The Minnesota Health Department announced Wednesday that 20 more individuals had tested positive for COVID-19 in the county, bringing the total to 2,029. Fifty-two individuals in the county have died of coronavirus-related effects.
The dashboard also showed that a 1 year old has become the youngest person in the county hospitalized with the coronavirus, as first reported in the Duluth News Tribune.
Most of the people infected are between the ages of 20-24 and 15-19, while the majority of deaths occur in individuals over the age of 70, a troubling note in a region with a large aging population where numerous cases have been reported in nursing homes and assisted-living facilities.
St.

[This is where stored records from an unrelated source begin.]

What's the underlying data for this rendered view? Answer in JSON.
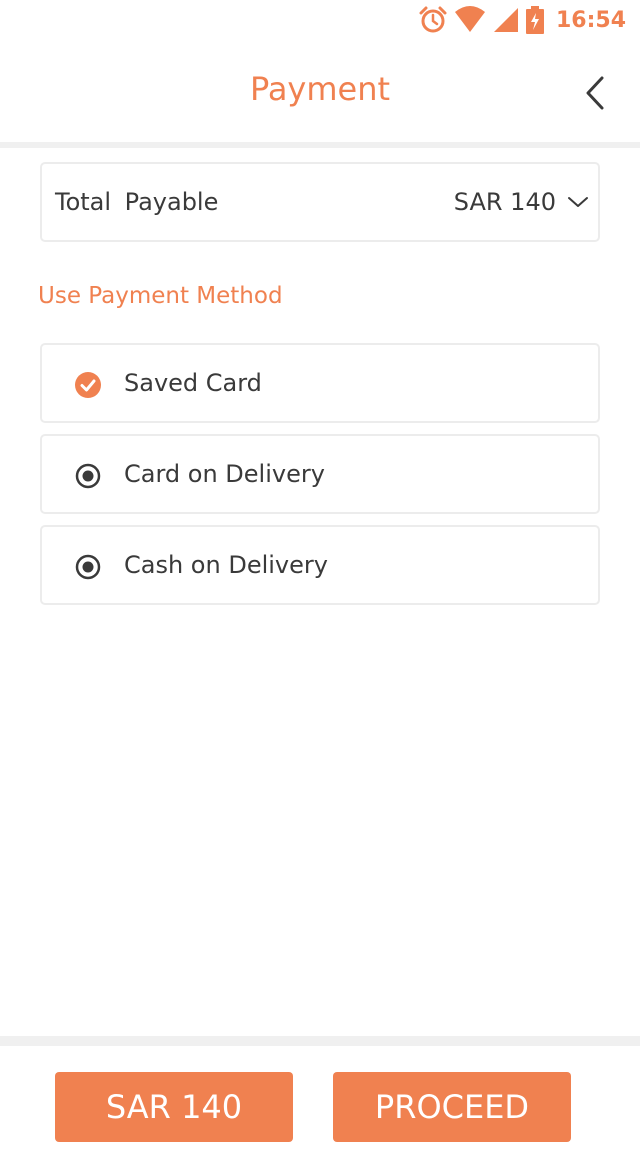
{
  "status_bar": {
    "time": "16:54",
    "icons": [
      "alarm-icon",
      "wifi-icon",
      "cell-signal-icon",
      "battery-charging-icon"
    ]
  },
  "header": {
    "title": "Payment",
    "back_icon": "chevron-left-icon"
  },
  "total": {
    "label": "Total Payable",
    "amount": "SAR 140",
    "chevron_icon": "chevron-down-icon"
  },
  "payment_section": {
    "title": "Use Payment Method",
    "options": [
      {
        "label": "Saved Card",
        "selected": true
      },
      {
        "label": "Card on Delivery",
        "selected": false
      },
      {
        "label": "Cash on Delivery",
        "selected": false
      }
    ]
  },
  "footer": {
    "amount_button": "SAR 140",
    "proceed_button": "PROCEED"
  },
  "colors": {
    "accent": "#f08150",
    "text": "#3a3a3a",
    "border": "#ececec",
    "divider": "#f0f0f0"
  }
}
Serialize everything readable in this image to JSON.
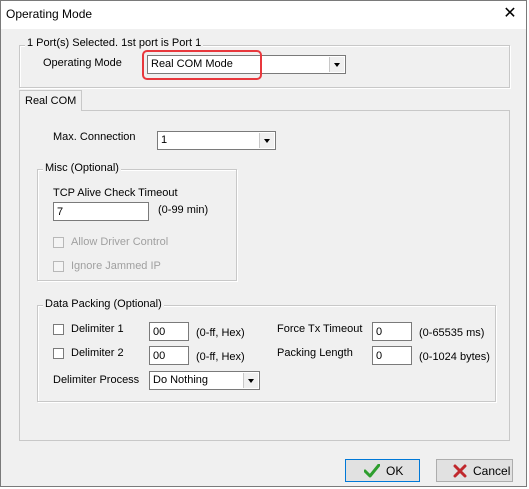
{
  "window": {
    "title": "Operating Mode",
    "close_glyph": "✕"
  },
  "top_group": {
    "legend": "1 Port(s) Selected. 1st port is Port 1",
    "operating_mode_label": "Operating Mode",
    "operating_mode_value": "Real COM Mode"
  },
  "tabs": [
    {
      "label": "Real COM"
    }
  ],
  "real_com": {
    "max_connection_label": "Max. Connection",
    "max_connection_value": "1",
    "misc": {
      "legend": "Misc (Optional)",
      "tcp_alive_label": "TCP Alive Check Timeout",
      "tcp_alive_value": "7",
      "tcp_alive_hint": "(0-99 min)",
      "allow_driver_control_label": "Allow Driver Control",
      "ignore_jammed_ip_label": "Ignore Jammed IP"
    },
    "data_packing": {
      "legend": "Data Packing (Optional)",
      "delimiter1_label": "Delimiter 1",
      "delimiter1_value": "00",
      "delimiter1_hint": "(0-ff, Hex)",
      "delimiter2_label": "Delimiter 2",
      "delimiter2_value": "00",
      "delimiter2_hint": "(0-ff, Hex)",
      "delimiter_process_label": "Delimiter Process",
      "delimiter_process_value": "Do Nothing",
      "force_tx_label": "Force Tx Timeout",
      "force_tx_value": "0",
      "force_tx_hint": "(0-65535 ms)",
      "packing_length_label": "Packing Length",
      "packing_length_value": "0",
      "packing_length_hint": "(0-1024 bytes)"
    }
  },
  "buttons": {
    "ok_label": "OK",
    "cancel_label": "Cancel"
  },
  "colors": {
    "highlight": "#e8383d",
    "ok_check": "#2e9e2e",
    "cancel_x": "#c0282d"
  }
}
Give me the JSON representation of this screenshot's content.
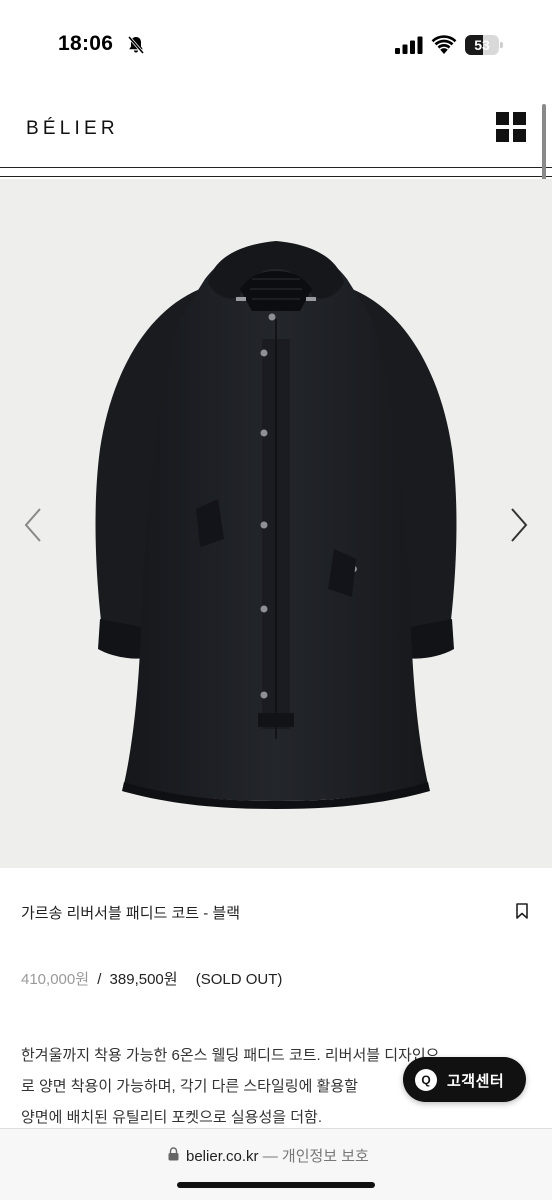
{
  "status_bar": {
    "time": "18:06",
    "battery_level": "53",
    "battery_fraction": 0.53
  },
  "header": {
    "logo": "BÉLIER",
    "menu_icon": "grid-menu-icon"
  },
  "gallery": {
    "background": "#eeeeec",
    "prev_icon": "chevron-left-icon",
    "next_icon": "chevron-right-icon"
  },
  "product": {
    "title": "가르송 리버서블 패디드 코트 - 블랙",
    "bookmark_icon": "bookmark-icon",
    "price_original": "410,000원",
    "price_separator": "/",
    "price_sale": "389,500원",
    "status": "(SOLD OUT)",
    "description": [
      "한겨울까지 착용 가능한 6온스 웰딩 패디드 코트. 리버서블 디자인으",
      "로 양면 착용이 가능하며, 각기 다른 스타일링에 활용할",
      "양면에 배치된 유틸리티 포켓으로 실용성을 더함."
    ]
  },
  "customer_service": {
    "icon_letter": "Q",
    "label": "고객센터"
  },
  "browser": {
    "domain": "belier.co.kr",
    "dash": "—",
    "privacy": "개인정보 보호"
  },
  "colors": {
    "accent": "#111111",
    "muted_price": "#9a9a9a",
    "coat": "#1c1e22"
  }
}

Louis County has named 10 facilities on the state’s listing of “congregate care facilities with exposures,” including Guardian Angels Health and Rehabilitation Center in Hibbing, Heritage Manor in Chisholm, The Waterview Pines in Virginia, The Waterview Woods in Eveleth and Carefree Living and Boundary Waters Care Center, both in Ely.
Westbrook advised county residents to follow mask-wearing and social distance guidelines from the governor, state Health Department and the Centers for Disease Control and Prevention. “We really want people to have that social interaction, but we are seeing people be more complacent with community gatherings and social interactions,” she said. “Those are critical, because when we see community transmission increase, what we have is our health behaviors and what we have is each other to combat it.”
She told the media that St. Louis County has been partnering with the state Health Department and health care to make testing accessible for residents, including Tuesday’s free-testing event held in Ely and a new Duluth-based COVID-19 saliva testing site.
The governor’s roundtable came after President Donald Trump tested positive for the coronavirus last Thursday, spent three subsequent days in the hospital, received oxygen, steroids and antibody treatment and then tweeted, “Don’t be afraid of Covid,” on Monday, before returning to the White House. “Don’t let it dominate your life.”
When asked whether the number of cases had increased since Trump’s Duluth rally, she said it was “still pretty early” and more testing needed to be done. “The large event was on Wednesday evening and we’re encouraging people to certainly be tested if they have symptoms and then also to consider getting tested five to seven days after the event which would be yesterday, today, tomorrow,” she said. “I’m guessing we’ll be having more data come if we do see more cases associated with the rally the next few days.”
Walz appeared at the event the same day the state reported more than 100,000 coronavirus cases and his plans to extend his peacetime state of emergency, which means another special session of the Minnesota Legislature. “The question I get asked a lot is ‘Governor, when are you going to take the mask mandate off? When are you going to open up bars?’” he said. “And my response seems to fall somewhat flat when I say, ‘The virus dictates when we’re going to do this and our response to the virus is going to dictate how quickly that gets done. One of the decisions I have to make is we’re trying to strike that proper balance.’”
Data from the state Health Department on Wednesday showed there were 14 coronavirus-related deaths and 918 new cases statewide, increasing the totals to 2,101 deaths and 106,651 infections for the year.